The period from the end of the Roman empire to the 11th or 12th centuries is poorly documented. Lorgues developed as a small market town, deeply rooted in agriculture, a regional centre for church, education and legal matters, a place for matters of trade and travel. In the 12th century the Knights Templar acquired an interest in Lorgues and for nearly two centuries dominated the town where they probably took responsibility for the welfare of inhabitants. Despite not being involved in fighting in France they retained a military outlook and oversaw the creation of the ramparts, towers and fortified gateways around the ancient part of Lorgues. Only a few of the original twelve towers and nine gates now remain.

Ramparts and towers now converted to dwellings

The heart of medieval Lorgues was this fortified enclosure, much of which can still be seen. Remnants of the Templars’ occupation are a chapel and some sculptures in addition to the walls. The walking tour of Lorgues begins at the Sarrasine Gate and continues anti-clockwise within the old enclosure. It takes in most of the surviving towers, including the Tower of the Citadel.

After passing the Tower of St Martin (Tour Saint-Martin) and reaching Place Accarisio, it is possible to see some of the ancient ramparts and joining towers (Tour du Chapitre and Tour de la Canal). Inside these walls was the district of Saint Martin and site of the original town church.

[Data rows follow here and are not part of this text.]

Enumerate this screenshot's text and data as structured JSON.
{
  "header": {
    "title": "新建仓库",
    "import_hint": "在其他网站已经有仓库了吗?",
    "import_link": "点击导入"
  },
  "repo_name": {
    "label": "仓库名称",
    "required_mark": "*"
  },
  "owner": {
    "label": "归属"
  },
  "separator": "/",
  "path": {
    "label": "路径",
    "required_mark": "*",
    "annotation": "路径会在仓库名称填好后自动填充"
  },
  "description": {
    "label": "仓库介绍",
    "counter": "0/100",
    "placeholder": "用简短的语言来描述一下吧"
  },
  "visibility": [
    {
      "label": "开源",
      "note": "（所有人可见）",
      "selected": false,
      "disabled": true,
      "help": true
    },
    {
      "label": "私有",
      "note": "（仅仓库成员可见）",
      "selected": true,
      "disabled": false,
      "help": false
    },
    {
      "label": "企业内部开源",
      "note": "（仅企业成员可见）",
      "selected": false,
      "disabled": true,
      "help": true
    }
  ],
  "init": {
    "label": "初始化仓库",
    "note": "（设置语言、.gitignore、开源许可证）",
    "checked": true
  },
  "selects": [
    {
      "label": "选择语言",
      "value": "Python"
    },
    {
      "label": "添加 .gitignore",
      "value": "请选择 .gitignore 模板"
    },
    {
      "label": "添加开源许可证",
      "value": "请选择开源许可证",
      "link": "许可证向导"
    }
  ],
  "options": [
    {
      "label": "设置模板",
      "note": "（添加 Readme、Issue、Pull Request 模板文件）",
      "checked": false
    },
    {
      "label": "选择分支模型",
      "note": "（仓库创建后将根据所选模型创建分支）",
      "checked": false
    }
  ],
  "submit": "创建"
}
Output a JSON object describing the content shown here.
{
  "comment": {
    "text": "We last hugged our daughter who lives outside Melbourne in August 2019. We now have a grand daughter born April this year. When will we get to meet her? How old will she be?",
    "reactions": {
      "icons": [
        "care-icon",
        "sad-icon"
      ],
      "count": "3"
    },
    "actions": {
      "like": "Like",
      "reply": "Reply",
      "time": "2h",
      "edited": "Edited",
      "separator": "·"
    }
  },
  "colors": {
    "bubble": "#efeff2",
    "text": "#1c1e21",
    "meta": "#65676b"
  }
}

Looking back along the Rue des Tours with the Tower of Saint Martin on the right

Near the Tron Gate, remains of some medieval sculptures can be seen. After the last tower, the Tower of Chicourlié, the walking tour reaches the Place du Petit Marché (small market square) and then returns to the main street through the Tré-Barri Gate. The town remained within these walls for many years, although the Lower Fountain was in use from the 12th or 13th century. During the 13th to 15th centuries Lorgues continued to grow, and in 1474 was allowed to expand beyond the fortified area to the east. The result was Place Neuve (New Square) and the area around the church of Saint François.